En février, le taux de chômage était tombé à seulement 2,5 %. Par ailleurs, en raison d’une démographie défavorable, les difficultés de recrutement, déjà aigües (graphique 1), ont commencé à pousser les salaires à la hausse. En février, ils croissaient de 1,3 % sur un an. Avec une augmentation de l’emploi de 2,4 % sur un an, la masse salariale croît actuellement de 3,7 %, un rythme bien supérieur à celui de l’inflation (autour de 1,5 %). Cela devrait permettre à la consommation de rester bien orientée dans les prochains trimestres. 

Les investissements en équipement, en hausse depuis quelques trimestres, devraient également soutenir la croissance. En effet, outre des profits élevés (graphique 2), l’indicateur d’insuffisance de capacités de production (graphique 3) s’est encore tendu. Ceci s’est traduit, dans la dernière enquête Tankan, par des prévisions d’investissement pour l’année fiscale 2018, nettement plus optimistes que celles des années précédentes. Enfin, compte tenu du dynamisme de la croissance mondiale en 2018 dans les économies développées (3 % aux Etats-Unis, 2,5 % dans la zone euro) comme émergentes, les exportations japonaises devraient continuer de progresser rapidement. 

Au total, la croissance serait de l’ordre de 1,6 % en 2018 et demeurerait positive jusqu’au troisième trimestre 2019, date à laquelle la nouvelle hausse du taux de TVA (de 8 à 10 %) doit entrer en action. En effet, il y a fort à parier qu’à l’instar de ce que l’on a observé en 2014, les consommateurs et entreprises avancent leurs dépenses sur la première partie de l’année 2019. 
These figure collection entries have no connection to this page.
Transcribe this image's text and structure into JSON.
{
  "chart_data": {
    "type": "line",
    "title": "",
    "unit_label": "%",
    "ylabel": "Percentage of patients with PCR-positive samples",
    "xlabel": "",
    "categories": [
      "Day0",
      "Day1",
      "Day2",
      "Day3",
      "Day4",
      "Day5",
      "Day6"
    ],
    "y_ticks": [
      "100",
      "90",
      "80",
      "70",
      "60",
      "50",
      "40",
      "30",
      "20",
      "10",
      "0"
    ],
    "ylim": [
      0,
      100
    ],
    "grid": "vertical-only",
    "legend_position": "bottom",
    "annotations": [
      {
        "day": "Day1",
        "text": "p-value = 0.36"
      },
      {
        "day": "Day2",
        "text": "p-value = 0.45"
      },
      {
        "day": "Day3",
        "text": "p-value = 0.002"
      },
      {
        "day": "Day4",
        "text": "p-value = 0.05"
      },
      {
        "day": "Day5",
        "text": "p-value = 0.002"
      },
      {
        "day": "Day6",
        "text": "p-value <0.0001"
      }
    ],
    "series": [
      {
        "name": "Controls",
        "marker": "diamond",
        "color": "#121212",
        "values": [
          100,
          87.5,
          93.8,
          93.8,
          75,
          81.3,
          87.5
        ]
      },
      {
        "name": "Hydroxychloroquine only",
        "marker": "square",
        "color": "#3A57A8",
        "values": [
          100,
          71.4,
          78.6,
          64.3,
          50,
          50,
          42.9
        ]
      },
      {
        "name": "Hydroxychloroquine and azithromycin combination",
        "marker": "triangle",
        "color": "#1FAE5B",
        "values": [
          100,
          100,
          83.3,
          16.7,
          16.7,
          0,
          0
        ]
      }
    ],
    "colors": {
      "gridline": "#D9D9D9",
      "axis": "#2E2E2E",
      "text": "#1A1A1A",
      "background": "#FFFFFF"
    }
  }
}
Deux risques pèsent aujourd’hui sur ce scénario. D’abord, l’escalade verbale entre les Etats-Unis et la Chine pourrait s’intensifier et conduire les entreprises à reporter leurs projets d’investissement comme de recrutement : le ralentissement de l’économie mondiale qui se produirait alors ne manquerait pas de freiner la croissance japonaise. Ensuite, la popularité du Premier Ministre, Shinzo Abe, a nettement baissé récemment en raison, notamment, du scandale Moritomo et rend plus incertaine sa réélection à la tête de son parti – le LDP – en septembre prochain. Si Shinzo Abe venait à ne pas être réélu à la tête du LDP, le nouveau président du parti (de facto le nouveau Premier Ministre) pourrait changer les orientations économique et budgétaire du Japon.